Can computers read minds?

Picture: picture-alliance / dieKLEITERT.de / Peter Maltz

By now computers are capable of converting spoken words into text. But can they also read minds? Tanja Schultz is a computer scientist and head of the Cognitive Systems Lab, which has recently moved from the Karlsruhe Institute of Technology (KIT) to the University of Bremen. She explains:

“The ability to transmit a text message simply through thought remains a vision of the future – even when we at KIT have been conducting research in this regard by reconstructing spoken sounds and even complete sentences from brain waves, and reproducing them via computer as text. The data we needed for this were collected by medical professionals from epilepsy patients who participated voluntarily. It was necessary to open the skull as part of their epilepsy treatment. Doctors then applied a grid of electrodes onto the brain. Patients who had the grid on areas that are responsible for language read texts out loud. The brain signals that were then generated were recorded parallel to the audible language. Then we compared the acoustic to the electronic signals, and on the basis of language recognition algorithms, we allocated certain brain activities to concrete sounds. Thus we were able to automatically convert recorded brain signals on the computer into complete sentences. But it is still not possible to simply think a text message.
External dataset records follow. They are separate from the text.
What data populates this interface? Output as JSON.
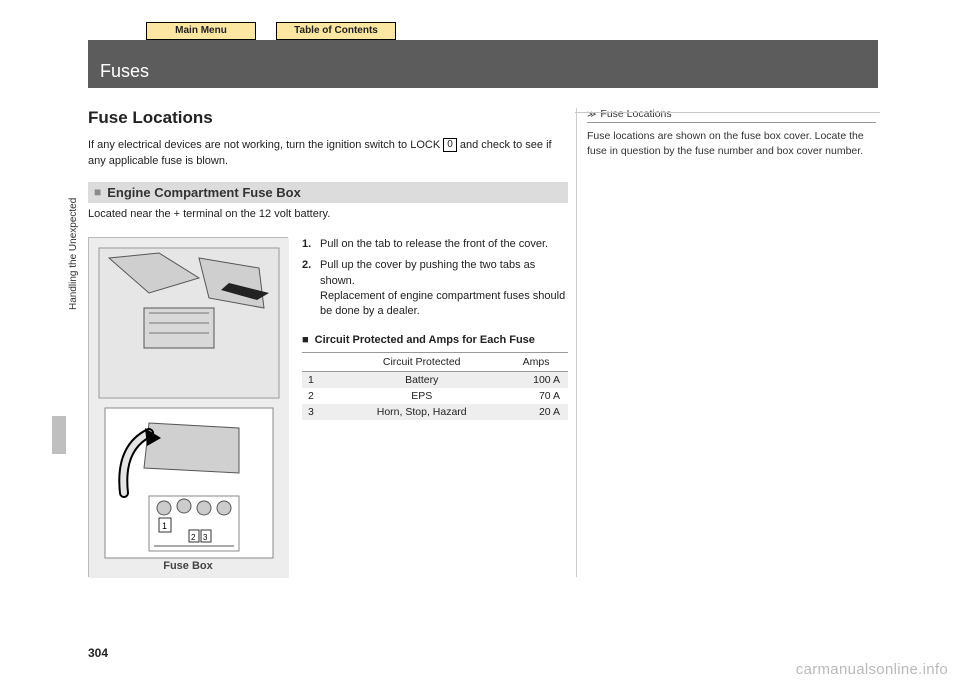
{
  "nav": {
    "main_menu": "Main Menu",
    "toc": "Table of Contents"
  },
  "header": {
    "title": "Fuses"
  },
  "spine": {
    "chapter": "Handling the Unexpected"
  },
  "page_number": "304",
  "watermark": "carmanualsonline.info",
  "section": {
    "title": "Fuse Locations",
    "intro_a": "If any electrical devices are not working, turn the ignition switch to LOCK ",
    "lock_symbol": "0",
    "intro_b": " and check to see if any applicable fuse is blown.",
    "sub_title": "Engine Compartment Fuse Box",
    "sub_body": "Located near the + terminal on the 12 volt battery.",
    "illustration_caption": "Fuse Box",
    "steps": [
      {
        "n": "1.",
        "t": "Pull on the tab to release the front of the cover."
      },
      {
        "n": "2.",
        "t": "Pull up the cover by pushing the two tabs as shown."
      }
    ],
    "step_note": "Replacement of engine compartment fuses should be done by a dealer.",
    "table_title": "Circuit Protected and Amps for Each Fuse",
    "table_headers": {
      "c1": "",
      "c2": "Circuit Protected",
      "c3": "Amps"
    },
    "table_rows": [
      {
        "n": "1",
        "name": "Battery",
        "amps": "100 A"
      },
      {
        "n": "2",
        "name": "EPS",
        "amps": "70 A"
      },
      {
        "n": "3",
        "name": "Horn, Stop, Hazard",
        "amps": "20 A"
      }
    ]
  },
  "sidebar": {
    "icon": "≫",
    "title": "Fuse Locations",
    "body": "Fuse locations are shown on the fuse box cover. Locate the fuse in question by the fuse number and box cover number."
  }
}
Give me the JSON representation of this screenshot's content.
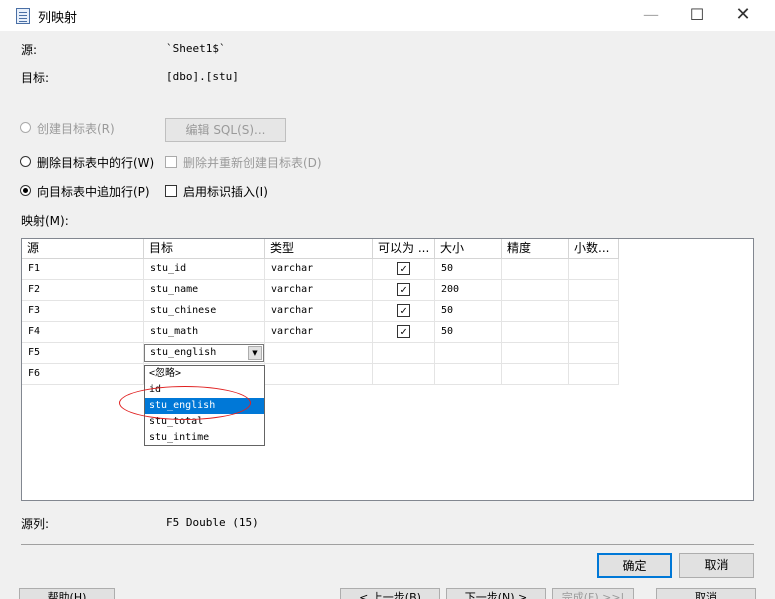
{
  "window": {
    "title": "列映射"
  },
  "info": {
    "source_label": "源:",
    "source_value": "`Sheet1$`",
    "target_label": "目标:",
    "target_value": "[dbo].[stu]"
  },
  "options": {
    "create_table": "创建目标表(R)",
    "edit_sql": "编辑 SQL(S)...",
    "delete_rows": "删除目标表中的行(W)",
    "drop_recreate": "删除并重新创建目标表(D)",
    "append_rows": "向目标表中追加行(P)",
    "identity_insert": "启用标识插入(I)"
  },
  "mappings_label": "映射(M):",
  "grid": {
    "headers": [
      "源",
      "目标",
      "类型",
      "可以为 ...",
      "大小",
      "精度",
      "小数..."
    ],
    "rows": [
      {
        "source": "F1",
        "target": "stu_id",
        "type": "varchar",
        "nullable": true,
        "size": "50"
      },
      {
        "source": "F2",
        "target": "stu_name",
        "type": "varchar",
        "nullable": true,
        "size": "200"
      },
      {
        "source": "F3",
        "target": "stu_chinese",
        "type": "varchar",
        "nullable": true,
        "size": "50"
      },
      {
        "source": "F4",
        "target": "stu_math",
        "type": "varchar",
        "nullable": true,
        "size": "50"
      },
      {
        "source": "F5",
        "target": "stu_english",
        "type": "",
        "size": ""
      },
      {
        "source": "F6",
        "target": "",
        "type": "",
        "size": ""
      }
    ]
  },
  "dropdown": {
    "options": [
      "<忽略>",
      "id",
      "stu_english",
      "stu_total",
      "stu_intime"
    ],
    "selected_index": 2
  },
  "source_column": {
    "label": "源列:",
    "value": "F5 Double (15)"
  },
  "buttons": {
    "ok": "确定",
    "cancel": "取消"
  },
  "wizard_buttons": {
    "help": "帮助(H)",
    "back": "< 上一步(B)",
    "next": "下一步(N) >",
    "finish": "完成(F) >>|",
    "cancel": "取消"
  },
  "icons": {
    "app": "column-mapping-icon",
    "check": "checkmark-icon",
    "dropdown": "chevron-down-icon"
  }
}
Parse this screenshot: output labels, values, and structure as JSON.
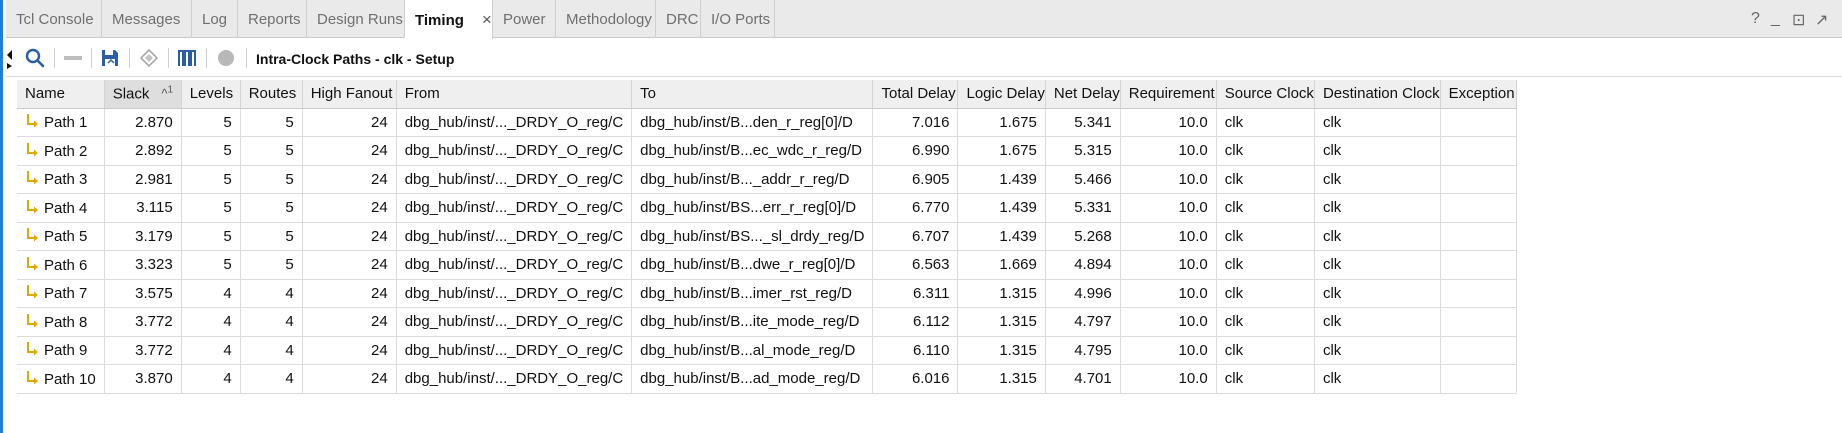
{
  "tabs": [
    {
      "label": "Tcl Console"
    },
    {
      "label": "Messages"
    },
    {
      "label": "Log"
    },
    {
      "label": "Reports"
    },
    {
      "label": "Design Runs"
    },
    {
      "label": "Timing",
      "active": true
    },
    {
      "label": "Power"
    },
    {
      "label": "Methodology"
    },
    {
      "label": "DRC"
    },
    {
      "label": "I/O Ports"
    }
  ],
  "window_controls": {
    "help": "?",
    "minimize": "_",
    "restore": "⊡",
    "float": "↗"
  },
  "toolbar": {
    "title": "Intra-Clock Paths - clk - Setup",
    "icons": [
      "collapse-arrow-icon",
      "search-icon",
      "minus-icon",
      "save-icon",
      "diamond-icon",
      "waveform-icon",
      "circle-icon"
    ]
  },
  "table": {
    "columns": [
      "Name",
      "Slack",
      "Levels",
      "Routes",
      "High Fanout",
      "From",
      "To",
      "Total Delay",
      "Logic Delay",
      "Net Delay",
      "Requirement",
      "Source Clock",
      "Destination Clock",
      "Exception"
    ],
    "sort": {
      "column": "Slack",
      "indicator": "^",
      "order": "1"
    },
    "rows": [
      [
        "Path 1",
        "2.870",
        "5",
        "5",
        "24",
        "dbg_hub/inst/..._DRDY_O_reg/C",
        "dbg_hub/inst/B...den_r_reg[0]/D",
        "7.016",
        "1.675",
        "5.341",
        "10.0",
        "clk",
        "clk",
        ""
      ],
      [
        "Path 2",
        "2.892",
        "5",
        "5",
        "24",
        "dbg_hub/inst/..._DRDY_O_reg/C",
        "dbg_hub/inst/B...ec_wdc_r_reg/D",
        "6.990",
        "1.675",
        "5.315",
        "10.0",
        "clk",
        "clk",
        ""
      ],
      [
        "Path 3",
        "2.981",
        "5",
        "5",
        "24",
        "dbg_hub/inst/..._DRDY_O_reg/C",
        "dbg_hub/inst/B..._addr_r_reg/D",
        "6.905",
        "1.439",
        "5.466",
        "10.0",
        "clk",
        "clk",
        ""
      ],
      [
        "Path 4",
        "3.115",
        "5",
        "5",
        "24",
        "dbg_hub/inst/..._DRDY_O_reg/C",
        "dbg_hub/inst/BS...err_r_reg[0]/D",
        "6.770",
        "1.439",
        "5.331",
        "10.0",
        "clk",
        "clk",
        ""
      ],
      [
        "Path 5",
        "3.179",
        "5",
        "5",
        "24",
        "dbg_hub/inst/..._DRDY_O_reg/C",
        "dbg_hub/inst/BS..._sl_drdy_reg/D",
        "6.707",
        "1.439",
        "5.268",
        "10.0",
        "clk",
        "clk",
        ""
      ],
      [
        "Path 6",
        "3.323",
        "5",
        "5",
        "24",
        "dbg_hub/inst/..._DRDY_O_reg/C",
        "dbg_hub/inst/B...dwe_r_reg[0]/D",
        "6.563",
        "1.669",
        "4.894",
        "10.0",
        "clk",
        "clk",
        ""
      ],
      [
        "Path 7",
        "3.575",
        "4",
        "4",
        "24",
        "dbg_hub/inst/..._DRDY_O_reg/C",
        "dbg_hub/inst/B...imer_rst_reg/D",
        "6.311",
        "1.315",
        "4.996",
        "10.0",
        "clk",
        "clk",
        ""
      ],
      [
        "Path 8",
        "3.772",
        "4",
        "4",
        "24",
        "dbg_hub/inst/..._DRDY_O_reg/C",
        "dbg_hub/inst/B...ite_mode_reg/D",
        "6.112",
        "1.315",
        "4.797",
        "10.0",
        "clk",
        "clk",
        ""
      ],
      [
        "Path 9",
        "3.772",
        "4",
        "4",
        "24",
        "dbg_hub/inst/..._DRDY_O_reg/C",
        "dbg_hub/inst/B...al_mode_reg/D",
        "6.110",
        "1.315",
        "4.795",
        "10.0",
        "clk",
        "clk",
        ""
      ],
      [
        "Path 10",
        "3.870",
        "4",
        "4",
        "24",
        "dbg_hub/inst/..._DRDY_O_reg/C",
        "dbg_hub/inst/B...ad_mode_reg/D",
        "6.016",
        "1.315",
        "4.701",
        "10.0",
        "clk",
        "clk",
        ""
      ]
    ]
  },
  "colors": {
    "accent": "#1d7fd9",
    "path_icon": "#e0a800",
    "toolbar_icon": "#2a5da8"
  }
}
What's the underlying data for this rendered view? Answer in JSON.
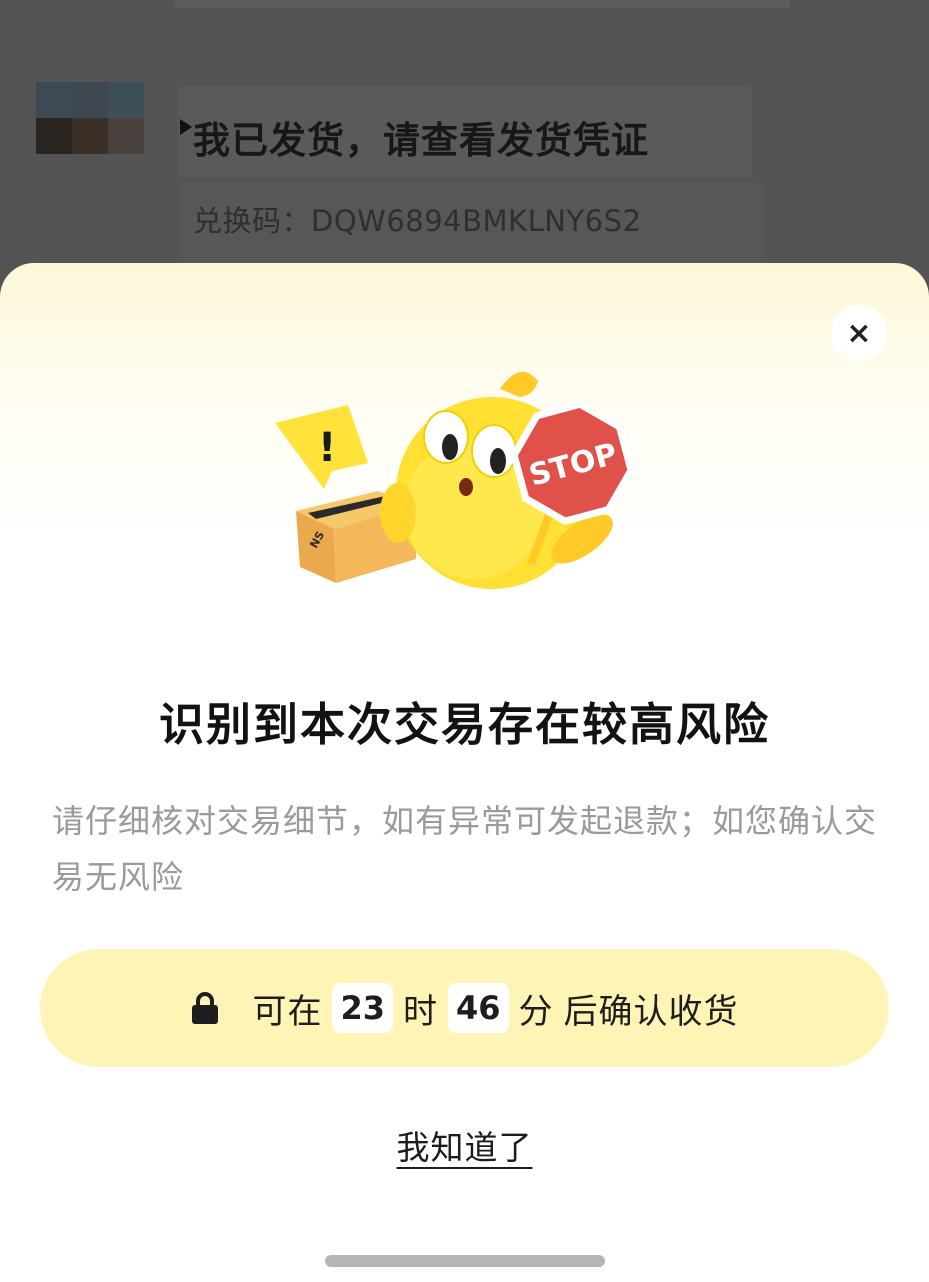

In our experiments we recorded the brain signals while the patients were verbalising the text. But when someone merely thinks a sentence without simultaneously verbalising it, the brain signals look a bit different. The thing that is particularly missing is the acoustic feedback for comparison of the signals. And we need better sensor technology; it is true that there are devices that measure brain signals from outside in high definition, but the skull dampens and disturbs these signals too much for our purposes. In the future, however, we will still not be able to read those thoughts that just randomly wander through our mind. Our methods access those regions of the brain that are responsible for articulation. In order to become active, words have to be consciously contemplated – in a manner similar to silent reading.”